We make three core contributions. First, we present End2, a fully functional browser-based E2EE messaging application that integrates a state-replicated key directory without modifying the underlying cryptographic session protocol. Second, we implement and compare three distinct key directory backends—centralized, permissionless blockchain (Ethereum), and permissioned blockchain (CometBFT)—and analyze their respective security and performance trade-offs. Third, we provide an empirical evaluation under realistic workloads, including upload and query latency, long-term performance degradation, validator failure resilience, and detection of malicious key insertions.
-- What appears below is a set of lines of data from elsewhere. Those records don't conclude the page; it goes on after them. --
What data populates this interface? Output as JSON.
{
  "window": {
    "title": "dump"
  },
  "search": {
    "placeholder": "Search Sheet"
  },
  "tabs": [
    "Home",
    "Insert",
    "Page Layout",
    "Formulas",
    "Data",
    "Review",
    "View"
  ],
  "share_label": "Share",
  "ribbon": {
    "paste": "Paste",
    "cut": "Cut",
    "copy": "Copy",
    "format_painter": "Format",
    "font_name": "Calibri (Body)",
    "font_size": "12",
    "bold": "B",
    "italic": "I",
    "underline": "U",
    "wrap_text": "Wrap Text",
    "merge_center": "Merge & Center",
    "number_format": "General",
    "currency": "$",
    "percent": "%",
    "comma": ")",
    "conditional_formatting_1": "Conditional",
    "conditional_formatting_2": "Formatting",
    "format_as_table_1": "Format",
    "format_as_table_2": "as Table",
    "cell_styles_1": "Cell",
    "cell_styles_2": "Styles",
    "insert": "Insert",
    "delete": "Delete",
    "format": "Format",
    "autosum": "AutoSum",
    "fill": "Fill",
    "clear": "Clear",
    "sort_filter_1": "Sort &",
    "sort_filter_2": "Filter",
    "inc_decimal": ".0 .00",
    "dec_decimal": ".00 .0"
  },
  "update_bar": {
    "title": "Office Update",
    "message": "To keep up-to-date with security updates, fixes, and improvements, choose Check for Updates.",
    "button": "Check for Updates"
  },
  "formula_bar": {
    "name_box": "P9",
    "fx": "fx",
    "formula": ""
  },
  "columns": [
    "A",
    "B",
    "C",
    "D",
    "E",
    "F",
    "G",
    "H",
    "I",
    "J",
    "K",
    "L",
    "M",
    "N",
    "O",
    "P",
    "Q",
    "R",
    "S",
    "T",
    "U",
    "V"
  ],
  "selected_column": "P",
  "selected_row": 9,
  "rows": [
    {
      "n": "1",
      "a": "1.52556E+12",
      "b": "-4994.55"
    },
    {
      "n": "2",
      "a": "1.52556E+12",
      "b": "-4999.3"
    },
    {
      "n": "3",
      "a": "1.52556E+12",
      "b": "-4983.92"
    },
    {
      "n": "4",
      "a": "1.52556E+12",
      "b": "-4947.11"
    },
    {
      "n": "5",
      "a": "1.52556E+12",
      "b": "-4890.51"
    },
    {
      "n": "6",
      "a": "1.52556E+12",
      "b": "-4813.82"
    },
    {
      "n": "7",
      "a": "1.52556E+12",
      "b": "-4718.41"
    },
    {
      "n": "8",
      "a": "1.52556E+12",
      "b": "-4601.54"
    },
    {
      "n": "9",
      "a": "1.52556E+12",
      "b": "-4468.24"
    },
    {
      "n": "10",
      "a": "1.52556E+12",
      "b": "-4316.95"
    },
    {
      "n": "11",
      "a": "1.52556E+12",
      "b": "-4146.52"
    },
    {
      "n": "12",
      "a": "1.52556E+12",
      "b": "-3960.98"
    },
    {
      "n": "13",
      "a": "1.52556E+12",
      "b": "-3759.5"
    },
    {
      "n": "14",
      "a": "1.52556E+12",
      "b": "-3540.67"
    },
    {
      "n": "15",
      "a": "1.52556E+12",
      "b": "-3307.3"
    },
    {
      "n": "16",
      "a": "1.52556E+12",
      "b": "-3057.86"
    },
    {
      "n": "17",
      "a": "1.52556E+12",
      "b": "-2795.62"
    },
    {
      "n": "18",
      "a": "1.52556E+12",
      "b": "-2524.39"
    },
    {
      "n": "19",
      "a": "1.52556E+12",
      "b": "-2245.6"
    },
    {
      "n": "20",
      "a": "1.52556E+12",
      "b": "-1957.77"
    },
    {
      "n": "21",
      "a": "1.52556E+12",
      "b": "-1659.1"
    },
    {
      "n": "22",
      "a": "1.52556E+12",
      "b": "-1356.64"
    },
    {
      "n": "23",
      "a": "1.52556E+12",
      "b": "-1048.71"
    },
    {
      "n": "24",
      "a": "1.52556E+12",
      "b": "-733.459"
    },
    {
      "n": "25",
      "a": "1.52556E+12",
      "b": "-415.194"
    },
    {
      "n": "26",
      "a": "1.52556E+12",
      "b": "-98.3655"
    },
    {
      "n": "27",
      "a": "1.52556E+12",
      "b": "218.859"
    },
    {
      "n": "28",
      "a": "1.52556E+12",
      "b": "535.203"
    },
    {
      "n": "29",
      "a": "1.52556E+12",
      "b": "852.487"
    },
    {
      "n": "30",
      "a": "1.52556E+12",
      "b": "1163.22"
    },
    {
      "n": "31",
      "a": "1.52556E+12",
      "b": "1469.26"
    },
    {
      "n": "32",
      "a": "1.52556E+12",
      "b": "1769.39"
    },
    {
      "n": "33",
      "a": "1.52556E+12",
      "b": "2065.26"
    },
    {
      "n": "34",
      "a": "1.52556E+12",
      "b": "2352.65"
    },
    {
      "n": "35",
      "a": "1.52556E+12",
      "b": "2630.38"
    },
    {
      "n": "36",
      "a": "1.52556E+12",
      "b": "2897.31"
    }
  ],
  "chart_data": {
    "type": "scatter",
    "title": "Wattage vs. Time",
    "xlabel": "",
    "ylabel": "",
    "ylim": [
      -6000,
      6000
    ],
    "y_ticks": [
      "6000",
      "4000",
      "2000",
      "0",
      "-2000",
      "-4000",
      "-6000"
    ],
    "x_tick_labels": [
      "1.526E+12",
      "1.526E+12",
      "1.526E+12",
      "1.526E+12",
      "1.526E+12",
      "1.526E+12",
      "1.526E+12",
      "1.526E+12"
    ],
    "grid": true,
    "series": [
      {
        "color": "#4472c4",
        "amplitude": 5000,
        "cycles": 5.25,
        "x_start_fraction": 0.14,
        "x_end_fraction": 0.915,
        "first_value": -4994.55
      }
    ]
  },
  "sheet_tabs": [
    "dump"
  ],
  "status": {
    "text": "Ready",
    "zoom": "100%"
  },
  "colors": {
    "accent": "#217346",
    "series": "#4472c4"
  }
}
Our results show that a permissioned, Byzantine fault-tolerant key directory achieves query performance comparable to a centralized directory while providing substantially stronger security guarantees against service-side attacks. State-replicated key directories offer a practical and deployable path toward reducing the excessive trust placed in modern E2EE messaging providers.

 


Past Defense Notices

Dates

Anna Fritz

Negotiating Remote Attestation Protocols

When & Where:


Nichols Hall, Room 246

Degree Type:

PhD Comprehensive Defense

Committee Members:

Perry Alexander, Chair
Alex Bardas
Drew Davidson
Fengjun Li
Emily Witt

Abstract

During remote attestation, a relying party prompts a target to perform some stateful measurement which can be appraised to determine trust in the target's system. In this current framework, requested measurement operations must be provisioned by a knowledgeable system user who may fail to consider situational demands which potentially impact the desired measurement. To solve this problem, we introduce negotiation: a framework that allows the target and relying party to mutually determine an attestation protocol that satisfies both the target's need to protect sensitive information and the relying party's desire for a comprehensive measurement. We designed and verified this negotiation procedure such that for all negotiations, we can provably produce an executable protocol that satisfies the targets privacy standards. With the remainder of this work, we aim to realize and instantiate protocol orderings ensuring negotiation produces a protocol sufficient for the relying party. All progress is towards our ultimate goal of producing a working, fully verified negotiation scheme which will be integrated into our current attestation framework for flexible, end-to-end attestations.